その泰蔵氏が東京大学経済学部在学中の1996年2月に設立した最初の企業がインディゴだった。前年発売のマイクロソフトのOS「ウィンドウズ95」で、インターネットの普及と商業利用が加速し始めるという絶好のチャンスを生かすために、大学卒業後に予定していた起業を在学中に前倒ししている。ヤフー日本語版のプロジェクトを任されたのをはじめ、システム開発、家庭でネットの利用を指導するインストラクター派遣、パソコン教室の企画などが、インディゴの初期の業務内容だった。
当初の資本金1000万円を出資したのは、まだ学生だった本人でも兄の孫正義氏でもなく、事業計画書を読み、泰蔵氏から熱意あるプレゼンを受けてOKを出した父親の知人だった。その人が「起業家・孫泰蔵」の出発を後押ししたエンジェルといえる。
筆者は96年夏に、ある雑誌の「若手起業家特集」で、起業して間もない23歳の泰蔵氏にインタビューしている。その時に泰蔵氏は「僕にとって本当のインキュベーターは、友人が友人を紹介してくれたりして、それまでに築いてきた人脈です」と話していた。まだ大学生でも、公認会計士を目指す友人は経営や会計、司法試験合格を目指す友人は法律問題の相談相手になった。創業すると当初からヤフー日本語版の立ち上げという大きなプロジェクトを任されたが、友人や知人が「泰蔵くんの会社を手伝おう」と手弁当で駆けつけ、徹夜覚悟のきつい仕事にも付き合ってくれたという。決して、ソフトバンクグループから人を借りてきて間に合わせたわけではない。インタビューでの「今の僕は人のネットワークによって支えられています」という言葉は決してポーズではなく、本心から出たものだったのだろう。
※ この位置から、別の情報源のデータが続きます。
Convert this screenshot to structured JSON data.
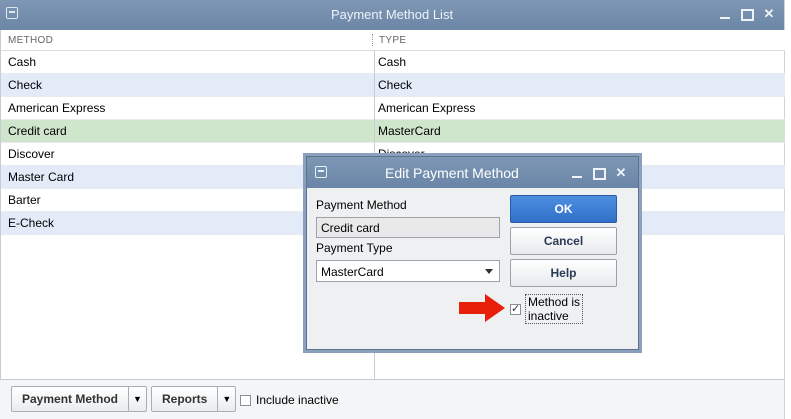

96年はネットの商業利用が始まってまだ間もない頃で、今の大手ネット関連企業のほとんどはまだ影も形もなく、「ネットで大儲け」などメディアで伝わる海外発のヨタ話が横行する中、企業もネットをどう活用すればいいか暗中模索の状態だった。しかし、まだソーシャルネットワーキングサービス(SNS)などがない時期に泰蔵氏は、「間にはコンピュータと通信が介在しても、ネットは生身の人間と人間を結びつけるネットワーク」と看破していた。「事実、ネットを通じて海外のすごい才能を持った人たちと出会えて、人脈がどんどん広がっています。この拡大する人脈のネットワークを利用しない手はありません」と話していた。